Section 1666 of the Civil Code (“Court measures in the case of endangerment of the best interests of the child”) specifies the practical implementation of state custodianship. Para. 1 describes the factual preconditions for this, specifically defining how “the physical, mental or psychological best interests of the child” may be endangered, and the willingness and ability of the parents to avert potential danger either by themselves or with assistance. Para. 3 describes the measures the court may take, including instructions, prohibitions, the substitution of declarations of persons with parental custody, or the partial or complete removal of parental custody. Under Section 1666a of the Civil Code, any interventions in parental custody by the family court must be proportionate and may only be exercised after all other forms of support have been provided but failed. Separating children and parents is seen as the last resort.
The youth welfare office has specific responsibilities when it comes to averting threats to child welfare (laid out notably in Articles 8a and 50 of Book 8 of the Social Code). Article 50, for instance, requires the youth welfare office to represent the child’s developmental needs sufficiently in family court proceedings. It must also inform the family court of any support services already provided as well as of those yet to come. In most cases the youth welfare office will become aware in the course of its regular duties of any risks to a child’s welfare and will attempt to eliminate these through socio-educational interventions. Should these efforts fail because the parents refuse to allow the risk to the child’s welfare to be assessed, or are unwilling or unable to avert the risk themselves, the youth welfare office will refer the matter to the family court. The intention here is to obtain a court decision concerning, e.g., a partial or complete removal of parental custody rights and the transfer of said rights to a guardian or custodian (see Involvement in family court proceedings in cases of separation/divorce involving parents of underage children) so as to protect the child from any further endangerment to their welfare. Being an administrative body, the youth welfare office is not itself authorised to intervene in parental rights.
The family court has sole authority to decide whether the risk to the child or adolescent justifies an intervention in parental autonomy over and above an immediate temporary taking into custody. The family court is the only institution that, as a judicial instance, is legally authorised (by Section 1666 of the Civil Code) to intervene in parental custody rights. Such an intervention may involve instructions or prohibitions vis-à-vis the parents or the partial or complete withdrawal of parental custody and the transfer thereof to a court-appointed guardian or custodian.

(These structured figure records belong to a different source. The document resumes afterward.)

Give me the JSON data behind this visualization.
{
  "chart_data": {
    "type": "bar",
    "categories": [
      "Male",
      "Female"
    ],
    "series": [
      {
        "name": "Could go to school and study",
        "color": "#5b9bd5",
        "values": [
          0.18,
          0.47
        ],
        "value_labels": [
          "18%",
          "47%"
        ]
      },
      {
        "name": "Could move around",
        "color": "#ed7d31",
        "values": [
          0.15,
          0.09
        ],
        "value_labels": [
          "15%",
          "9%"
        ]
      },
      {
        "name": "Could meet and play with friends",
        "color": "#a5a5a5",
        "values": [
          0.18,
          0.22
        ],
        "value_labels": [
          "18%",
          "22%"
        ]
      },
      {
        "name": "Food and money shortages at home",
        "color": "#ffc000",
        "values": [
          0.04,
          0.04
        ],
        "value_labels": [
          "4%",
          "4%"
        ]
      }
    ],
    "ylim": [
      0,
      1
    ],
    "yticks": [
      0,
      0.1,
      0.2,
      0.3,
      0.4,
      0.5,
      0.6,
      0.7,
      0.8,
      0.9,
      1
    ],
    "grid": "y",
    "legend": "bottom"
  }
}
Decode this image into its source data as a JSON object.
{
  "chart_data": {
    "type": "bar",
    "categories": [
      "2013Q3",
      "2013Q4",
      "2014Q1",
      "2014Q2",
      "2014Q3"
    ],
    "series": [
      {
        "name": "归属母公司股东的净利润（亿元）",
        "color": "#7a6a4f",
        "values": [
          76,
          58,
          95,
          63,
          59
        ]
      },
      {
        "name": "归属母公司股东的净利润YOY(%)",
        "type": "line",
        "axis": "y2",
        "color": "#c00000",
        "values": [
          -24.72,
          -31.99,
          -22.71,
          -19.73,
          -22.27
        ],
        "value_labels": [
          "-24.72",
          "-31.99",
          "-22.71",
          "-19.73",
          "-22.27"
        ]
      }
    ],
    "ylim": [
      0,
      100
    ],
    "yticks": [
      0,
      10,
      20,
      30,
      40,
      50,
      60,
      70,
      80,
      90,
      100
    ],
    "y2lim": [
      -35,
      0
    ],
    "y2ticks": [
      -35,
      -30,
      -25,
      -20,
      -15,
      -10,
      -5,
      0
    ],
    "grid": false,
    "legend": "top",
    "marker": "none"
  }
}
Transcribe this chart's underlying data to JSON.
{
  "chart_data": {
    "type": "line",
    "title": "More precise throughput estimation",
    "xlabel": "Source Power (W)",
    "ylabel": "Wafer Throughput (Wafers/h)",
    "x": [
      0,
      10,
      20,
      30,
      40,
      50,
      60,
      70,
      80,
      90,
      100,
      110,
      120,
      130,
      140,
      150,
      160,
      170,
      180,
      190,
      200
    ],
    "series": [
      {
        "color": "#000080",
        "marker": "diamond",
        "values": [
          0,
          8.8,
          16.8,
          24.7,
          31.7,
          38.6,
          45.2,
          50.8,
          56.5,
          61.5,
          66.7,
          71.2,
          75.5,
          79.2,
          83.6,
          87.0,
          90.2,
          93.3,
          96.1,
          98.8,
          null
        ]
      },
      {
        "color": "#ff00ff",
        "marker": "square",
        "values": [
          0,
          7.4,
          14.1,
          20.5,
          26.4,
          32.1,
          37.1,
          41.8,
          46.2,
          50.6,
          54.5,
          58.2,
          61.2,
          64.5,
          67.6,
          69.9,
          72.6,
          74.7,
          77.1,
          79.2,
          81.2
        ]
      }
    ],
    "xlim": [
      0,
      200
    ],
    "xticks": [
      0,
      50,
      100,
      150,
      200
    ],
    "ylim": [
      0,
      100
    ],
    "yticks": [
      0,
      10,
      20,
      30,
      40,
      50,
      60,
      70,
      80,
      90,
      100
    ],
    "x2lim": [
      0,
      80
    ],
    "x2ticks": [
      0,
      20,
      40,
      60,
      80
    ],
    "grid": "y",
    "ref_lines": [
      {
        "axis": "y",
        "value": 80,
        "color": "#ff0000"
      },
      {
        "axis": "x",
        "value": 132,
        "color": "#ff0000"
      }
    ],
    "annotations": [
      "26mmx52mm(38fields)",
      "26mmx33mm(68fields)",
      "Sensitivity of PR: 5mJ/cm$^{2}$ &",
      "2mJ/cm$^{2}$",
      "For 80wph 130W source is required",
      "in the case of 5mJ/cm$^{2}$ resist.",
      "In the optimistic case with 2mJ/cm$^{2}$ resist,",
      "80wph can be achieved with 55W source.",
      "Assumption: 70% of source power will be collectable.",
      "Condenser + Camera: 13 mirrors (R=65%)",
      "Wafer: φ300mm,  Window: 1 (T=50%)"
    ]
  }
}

The Act on Proceedings in Family Matters and in Matters of Non-contentious Jurisdiction (Gesetz über das Verfahren in Familiensachen und in den Angelegenheiten der freiwilligen Gerichtsbarkeit/ Familienverfahrensgesetz, FamFG), which came into force on 1 September 2009, pertains to family court proceedings involving children. It requires matters of this kind to be prioritised and expedited (Section 155), allows for the possibility of an early hearing on child welfare endangerment and for the issuance of an interlocutory order (Section 157) and the appointments of guardians ad litem for children and adolescents to represent their interests in the proceedings (Section 158). Section 163 allows for the submission of an expert opinion.
An important element of a family court proceedings of this kind is the obligation to conduct an in-person hearing with the child or adolescent (Section 159) and persons with parental custody (Section 160).